喫茶店の前で顔と首の汗を拭い、よく分からないが女子愛用だとポップ広告に書いてあった良い香りのするウェットティッシュで汗が一時的に消えた肌を濡らす。ひんやりするし良い香り……どうして今まで買ってこなかったのかと後悔した。
気を取り直して扉を開ける。リンリンという鈴の音は俗界とこの喫茶店という別世界の線を超えた合図だ。
「いらっしゃい……おや、昨日の学生さん」
アイスコーヒーを飲んだだけの客のことを覚えているなんて……それだけ客が少ない、いや、店主の物覚えがいいのだろう。
「また来ました、えっと……とりあえず、アイスコーヒーを……」
そう言いながら昨日と同じ席に座り、メニュー表を見る。彼は昨日ショートケーキを食べていた、美味しいのだろうか、共有したいな。甘いものはあまり好きではないけれど頼んでみようか。
「少々お待ちを……」
ひとまずは珈琲を待とう。
豆を挽く心地良い音と香りを楽しみながら、目だけで店内を見回す。彼は居ない。
昨日は何時に来たんだったか……昼食を終えた後だったから今よりは遅かった。あぁそうだ、昼食を忘れていた。サンドイッチだとかはあるだろうか。
再びメニュー表に目を落とすと左半身に熱風、耳に涼しい鈴の音が届けられた。
「お待たせしました。いらっしゃいませ」
店主はアイスコーヒーを僕に渡し、今入ってきた客を出迎える。こんな静かな店でも昼時はそれなりに忙しいだろう、でも僕はこれからベーコンとマッシュポテトとかいう美味しそうなものを注文する。忙しくさせて悪いが売り上げには貢献するのだ、許してくれ。冗談めかして考えつつ、新しい客が注文を終えたら頼もうかとタイミングを待つ。
「隣、構いません?」
甘い声が鼓膜を揺らす。黒い革手袋と真っ白い肌が視界の端に揺れる。
まさか、今、入って来たのは──
いや、それより彼が話しかけているのは──
「ナギさん、今日はカウンター?」
「ええ、ちょっと…………ね」
ナギだ。あの絵画のような美しい人が隣に居る。彼の手は僕の隣の椅子に置かれている、彼が僕に話しかけているのは誰にだって分かる、けれど僕は硬直してしまって返事が出来ないでいた。
「……隣座られるの嫌ですか? すいません……」
返事よりも噴き出す冷や汗をどうにかしたいなんて考えていると彼の手が椅子を離れる。
「あっ! い、いや、すいません! ちょっとボーッとしてっ……ど、どうぞ!」
気持ち悪くも裏返り、加減を間違えた音量の声を上げ、隣の椅子を引く。
「…………ありがとうございます」
美しい声に安心したような笑いが混じり、彼の手がまた椅子に戻る。それと同時に僕は手を引き、姿勢を戻した。
「ココアとショートケーキ」
「いつものですね」
店主は席に関する小さな騒動の間に用意していたケーキを彼に渡す。
「ココアは少々お待ちを……」
ケーキ……そうだ、彼がケーキを食べる様が見たいと思っていた、昨日夢にまで見た。どこから食べるのだろう、苺はどんなふうに──いや、どうやって観察すればこれ以上の不審人物にならないのかを先に考えなくては。
フォークと皿が擦れる音が聞こえた。迷っている暇はない、行儀は悪いが頬杖をついて横目で見れば不自然さは限りなく低いだろう。

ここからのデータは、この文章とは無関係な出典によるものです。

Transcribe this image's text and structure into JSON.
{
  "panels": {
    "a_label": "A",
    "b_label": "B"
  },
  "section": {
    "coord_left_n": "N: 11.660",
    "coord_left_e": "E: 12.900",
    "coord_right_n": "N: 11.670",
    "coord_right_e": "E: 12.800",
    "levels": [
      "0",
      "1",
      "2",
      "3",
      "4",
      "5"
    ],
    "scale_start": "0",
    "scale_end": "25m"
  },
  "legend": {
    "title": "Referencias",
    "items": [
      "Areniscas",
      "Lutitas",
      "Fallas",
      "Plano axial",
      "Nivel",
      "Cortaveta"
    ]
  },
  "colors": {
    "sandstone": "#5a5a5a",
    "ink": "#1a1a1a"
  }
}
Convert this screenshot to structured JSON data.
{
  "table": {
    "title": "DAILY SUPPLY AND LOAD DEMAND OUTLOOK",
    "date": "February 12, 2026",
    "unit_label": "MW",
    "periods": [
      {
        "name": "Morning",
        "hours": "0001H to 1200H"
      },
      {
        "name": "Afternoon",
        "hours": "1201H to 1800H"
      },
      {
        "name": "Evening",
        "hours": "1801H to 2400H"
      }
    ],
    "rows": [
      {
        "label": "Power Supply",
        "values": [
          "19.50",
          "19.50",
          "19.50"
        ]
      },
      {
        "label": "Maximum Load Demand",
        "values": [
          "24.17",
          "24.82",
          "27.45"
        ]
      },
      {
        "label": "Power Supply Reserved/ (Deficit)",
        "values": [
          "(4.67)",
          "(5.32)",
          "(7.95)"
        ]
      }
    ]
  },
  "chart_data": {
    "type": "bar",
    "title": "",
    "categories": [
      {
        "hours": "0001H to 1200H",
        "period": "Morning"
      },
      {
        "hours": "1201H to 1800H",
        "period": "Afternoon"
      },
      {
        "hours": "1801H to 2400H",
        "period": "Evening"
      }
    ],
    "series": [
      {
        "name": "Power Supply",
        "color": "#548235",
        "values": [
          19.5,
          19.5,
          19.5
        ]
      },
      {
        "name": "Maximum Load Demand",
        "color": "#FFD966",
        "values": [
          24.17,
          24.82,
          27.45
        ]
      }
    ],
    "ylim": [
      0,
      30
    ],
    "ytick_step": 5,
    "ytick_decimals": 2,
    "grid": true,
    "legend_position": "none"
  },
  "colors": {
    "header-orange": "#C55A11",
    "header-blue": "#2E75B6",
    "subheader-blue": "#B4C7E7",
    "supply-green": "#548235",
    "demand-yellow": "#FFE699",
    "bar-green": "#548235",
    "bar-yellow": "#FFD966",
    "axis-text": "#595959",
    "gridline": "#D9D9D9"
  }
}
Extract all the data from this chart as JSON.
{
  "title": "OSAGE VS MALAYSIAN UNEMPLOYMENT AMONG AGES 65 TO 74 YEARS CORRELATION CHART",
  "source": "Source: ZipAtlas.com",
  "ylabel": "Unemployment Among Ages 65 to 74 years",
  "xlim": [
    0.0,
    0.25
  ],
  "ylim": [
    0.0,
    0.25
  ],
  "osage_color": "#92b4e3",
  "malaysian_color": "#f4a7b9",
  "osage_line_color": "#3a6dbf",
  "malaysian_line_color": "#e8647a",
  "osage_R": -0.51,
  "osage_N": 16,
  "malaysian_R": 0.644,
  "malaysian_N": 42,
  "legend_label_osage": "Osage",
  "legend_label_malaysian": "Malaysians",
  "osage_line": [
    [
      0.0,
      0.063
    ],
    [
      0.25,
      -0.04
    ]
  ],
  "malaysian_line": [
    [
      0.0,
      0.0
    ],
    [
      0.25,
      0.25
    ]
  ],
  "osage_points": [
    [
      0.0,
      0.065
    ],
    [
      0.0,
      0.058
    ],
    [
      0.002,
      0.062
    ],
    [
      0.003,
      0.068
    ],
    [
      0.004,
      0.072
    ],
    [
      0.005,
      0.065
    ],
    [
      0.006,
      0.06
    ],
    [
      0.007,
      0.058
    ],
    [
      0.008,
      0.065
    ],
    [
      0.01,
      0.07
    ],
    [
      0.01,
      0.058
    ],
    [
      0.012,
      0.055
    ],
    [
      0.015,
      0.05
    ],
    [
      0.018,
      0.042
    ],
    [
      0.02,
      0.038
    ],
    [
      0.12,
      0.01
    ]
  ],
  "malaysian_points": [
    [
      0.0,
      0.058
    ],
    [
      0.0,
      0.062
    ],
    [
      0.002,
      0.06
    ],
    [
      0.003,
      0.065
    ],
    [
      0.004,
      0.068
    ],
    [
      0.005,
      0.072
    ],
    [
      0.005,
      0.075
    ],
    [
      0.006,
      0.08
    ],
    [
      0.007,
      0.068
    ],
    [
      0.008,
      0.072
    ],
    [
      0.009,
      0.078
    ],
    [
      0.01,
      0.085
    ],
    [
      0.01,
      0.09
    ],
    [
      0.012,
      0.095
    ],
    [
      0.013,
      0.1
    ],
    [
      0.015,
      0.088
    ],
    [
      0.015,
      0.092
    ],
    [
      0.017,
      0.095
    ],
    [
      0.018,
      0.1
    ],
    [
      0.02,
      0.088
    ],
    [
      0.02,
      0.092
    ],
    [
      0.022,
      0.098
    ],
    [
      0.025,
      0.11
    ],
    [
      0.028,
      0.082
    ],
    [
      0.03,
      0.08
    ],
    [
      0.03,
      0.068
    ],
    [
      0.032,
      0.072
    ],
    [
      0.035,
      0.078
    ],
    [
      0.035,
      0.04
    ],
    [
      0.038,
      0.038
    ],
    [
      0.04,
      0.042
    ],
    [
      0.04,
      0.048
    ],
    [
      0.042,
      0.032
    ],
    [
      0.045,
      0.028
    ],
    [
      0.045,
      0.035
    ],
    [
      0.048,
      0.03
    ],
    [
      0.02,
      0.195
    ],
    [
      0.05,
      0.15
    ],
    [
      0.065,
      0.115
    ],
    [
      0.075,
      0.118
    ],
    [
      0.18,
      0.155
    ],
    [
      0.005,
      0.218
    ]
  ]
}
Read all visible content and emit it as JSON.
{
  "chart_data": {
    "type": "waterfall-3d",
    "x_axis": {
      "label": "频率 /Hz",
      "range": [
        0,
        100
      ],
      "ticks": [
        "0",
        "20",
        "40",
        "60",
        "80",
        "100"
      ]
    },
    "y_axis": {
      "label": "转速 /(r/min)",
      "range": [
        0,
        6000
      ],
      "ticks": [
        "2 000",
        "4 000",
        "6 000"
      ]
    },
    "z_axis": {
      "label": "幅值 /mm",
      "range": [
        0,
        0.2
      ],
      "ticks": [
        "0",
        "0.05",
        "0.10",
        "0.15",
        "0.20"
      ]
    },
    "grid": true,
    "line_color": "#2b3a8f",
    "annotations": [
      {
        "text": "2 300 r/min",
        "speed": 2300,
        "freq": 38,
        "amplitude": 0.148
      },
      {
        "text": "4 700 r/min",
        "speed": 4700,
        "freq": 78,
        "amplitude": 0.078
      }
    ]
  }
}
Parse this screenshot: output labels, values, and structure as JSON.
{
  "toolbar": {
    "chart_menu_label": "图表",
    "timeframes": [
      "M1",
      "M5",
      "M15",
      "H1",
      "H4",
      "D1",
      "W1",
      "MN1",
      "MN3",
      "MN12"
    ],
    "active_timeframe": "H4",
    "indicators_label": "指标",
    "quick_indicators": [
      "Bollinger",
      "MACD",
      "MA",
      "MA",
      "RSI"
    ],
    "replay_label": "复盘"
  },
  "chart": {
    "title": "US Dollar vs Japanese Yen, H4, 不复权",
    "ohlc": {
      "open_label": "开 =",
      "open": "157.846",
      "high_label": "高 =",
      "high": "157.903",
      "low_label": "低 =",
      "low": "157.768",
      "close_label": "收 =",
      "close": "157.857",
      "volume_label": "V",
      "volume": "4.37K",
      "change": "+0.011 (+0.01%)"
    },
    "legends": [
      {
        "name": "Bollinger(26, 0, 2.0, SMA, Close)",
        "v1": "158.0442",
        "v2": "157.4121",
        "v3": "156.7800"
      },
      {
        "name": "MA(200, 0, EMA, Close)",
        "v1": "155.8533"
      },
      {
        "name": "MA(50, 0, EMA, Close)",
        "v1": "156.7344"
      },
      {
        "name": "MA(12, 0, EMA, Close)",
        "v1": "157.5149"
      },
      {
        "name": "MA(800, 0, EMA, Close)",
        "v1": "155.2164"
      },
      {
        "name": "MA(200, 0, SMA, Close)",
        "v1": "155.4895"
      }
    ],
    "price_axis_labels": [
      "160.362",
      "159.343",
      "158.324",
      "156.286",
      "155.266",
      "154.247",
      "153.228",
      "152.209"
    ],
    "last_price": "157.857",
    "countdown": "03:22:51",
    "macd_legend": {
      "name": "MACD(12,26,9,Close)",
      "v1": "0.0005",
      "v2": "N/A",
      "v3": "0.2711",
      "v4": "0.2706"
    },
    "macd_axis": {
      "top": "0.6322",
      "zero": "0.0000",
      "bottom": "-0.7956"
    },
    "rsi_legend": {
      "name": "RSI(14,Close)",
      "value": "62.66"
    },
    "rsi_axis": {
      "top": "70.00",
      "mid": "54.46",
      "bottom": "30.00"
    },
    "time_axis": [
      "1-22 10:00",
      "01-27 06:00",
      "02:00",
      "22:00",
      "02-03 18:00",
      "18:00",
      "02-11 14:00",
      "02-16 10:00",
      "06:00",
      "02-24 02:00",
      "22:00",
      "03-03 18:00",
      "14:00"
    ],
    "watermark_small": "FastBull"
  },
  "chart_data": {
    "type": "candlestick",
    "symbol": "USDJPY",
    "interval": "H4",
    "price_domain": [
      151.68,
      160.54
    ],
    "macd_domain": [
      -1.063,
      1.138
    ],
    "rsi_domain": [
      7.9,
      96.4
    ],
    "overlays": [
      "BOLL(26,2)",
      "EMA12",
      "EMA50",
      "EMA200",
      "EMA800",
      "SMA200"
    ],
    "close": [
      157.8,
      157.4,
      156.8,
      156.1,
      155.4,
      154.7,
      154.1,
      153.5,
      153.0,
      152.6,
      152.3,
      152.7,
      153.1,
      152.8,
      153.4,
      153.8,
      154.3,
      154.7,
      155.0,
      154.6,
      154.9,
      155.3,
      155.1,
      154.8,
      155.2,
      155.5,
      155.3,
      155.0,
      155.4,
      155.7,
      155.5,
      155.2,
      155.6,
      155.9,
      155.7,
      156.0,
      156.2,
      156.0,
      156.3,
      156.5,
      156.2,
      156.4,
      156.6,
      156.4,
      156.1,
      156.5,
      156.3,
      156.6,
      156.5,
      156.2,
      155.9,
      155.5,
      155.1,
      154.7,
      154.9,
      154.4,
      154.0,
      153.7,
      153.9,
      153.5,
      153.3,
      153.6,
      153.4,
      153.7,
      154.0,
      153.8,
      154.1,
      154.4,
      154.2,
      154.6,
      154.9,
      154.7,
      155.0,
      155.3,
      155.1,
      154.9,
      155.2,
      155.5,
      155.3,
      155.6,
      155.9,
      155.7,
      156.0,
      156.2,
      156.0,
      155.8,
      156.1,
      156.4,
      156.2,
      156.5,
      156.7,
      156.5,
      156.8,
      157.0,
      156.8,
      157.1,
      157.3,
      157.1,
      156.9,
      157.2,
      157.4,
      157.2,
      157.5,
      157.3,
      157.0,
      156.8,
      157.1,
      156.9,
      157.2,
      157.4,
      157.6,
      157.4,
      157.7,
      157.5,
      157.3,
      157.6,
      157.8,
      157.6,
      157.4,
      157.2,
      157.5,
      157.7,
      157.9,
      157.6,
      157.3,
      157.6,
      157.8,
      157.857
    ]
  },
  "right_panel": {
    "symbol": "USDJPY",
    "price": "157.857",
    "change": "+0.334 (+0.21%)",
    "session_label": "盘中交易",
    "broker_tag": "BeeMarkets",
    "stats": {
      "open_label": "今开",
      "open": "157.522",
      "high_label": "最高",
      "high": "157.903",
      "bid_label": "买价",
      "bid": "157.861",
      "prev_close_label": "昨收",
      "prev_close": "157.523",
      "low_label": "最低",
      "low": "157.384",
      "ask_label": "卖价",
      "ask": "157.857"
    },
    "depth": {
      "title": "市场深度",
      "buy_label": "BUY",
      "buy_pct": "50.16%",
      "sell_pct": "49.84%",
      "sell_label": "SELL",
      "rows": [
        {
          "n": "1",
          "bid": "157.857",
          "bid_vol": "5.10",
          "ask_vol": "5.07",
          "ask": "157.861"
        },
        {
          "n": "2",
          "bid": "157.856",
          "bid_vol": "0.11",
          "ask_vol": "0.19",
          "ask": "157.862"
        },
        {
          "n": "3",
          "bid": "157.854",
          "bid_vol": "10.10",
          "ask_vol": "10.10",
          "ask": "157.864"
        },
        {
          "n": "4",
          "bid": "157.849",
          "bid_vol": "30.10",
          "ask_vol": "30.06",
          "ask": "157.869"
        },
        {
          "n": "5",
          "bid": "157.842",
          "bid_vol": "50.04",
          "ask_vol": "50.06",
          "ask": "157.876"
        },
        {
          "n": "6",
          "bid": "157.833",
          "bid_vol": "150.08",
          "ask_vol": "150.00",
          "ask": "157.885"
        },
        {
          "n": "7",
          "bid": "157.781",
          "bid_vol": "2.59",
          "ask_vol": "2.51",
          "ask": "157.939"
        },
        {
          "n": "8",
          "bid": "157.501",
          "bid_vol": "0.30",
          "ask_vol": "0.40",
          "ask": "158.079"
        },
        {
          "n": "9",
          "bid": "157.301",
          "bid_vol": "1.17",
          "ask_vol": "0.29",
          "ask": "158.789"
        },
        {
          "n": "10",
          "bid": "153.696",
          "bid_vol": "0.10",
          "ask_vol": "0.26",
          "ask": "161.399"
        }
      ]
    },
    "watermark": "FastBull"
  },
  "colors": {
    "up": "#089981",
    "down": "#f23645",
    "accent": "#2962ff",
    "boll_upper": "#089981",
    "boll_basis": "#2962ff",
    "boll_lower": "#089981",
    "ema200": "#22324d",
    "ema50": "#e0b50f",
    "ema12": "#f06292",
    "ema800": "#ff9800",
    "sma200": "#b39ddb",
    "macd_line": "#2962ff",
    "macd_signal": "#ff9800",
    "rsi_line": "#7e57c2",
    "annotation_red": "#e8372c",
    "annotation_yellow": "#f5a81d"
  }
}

革手袋をしたままの手が銀色のフォークを摘んで、その三又を苺に刺す。薄桃色の唇が上下に分かれ、苺を挟む。彼の唇はどんな感触だろう、今唇を重ねたら苺の味がするのだろうか。いや、唇だけでは足りない、僕はもっと深く彼が欲しい。
「お待たせしました」
空いていた手がココアを受け取り、ショートケーキの斜め右上に置く。僕は彼のその動きと店主の声に我に返り、妄想から脱出した。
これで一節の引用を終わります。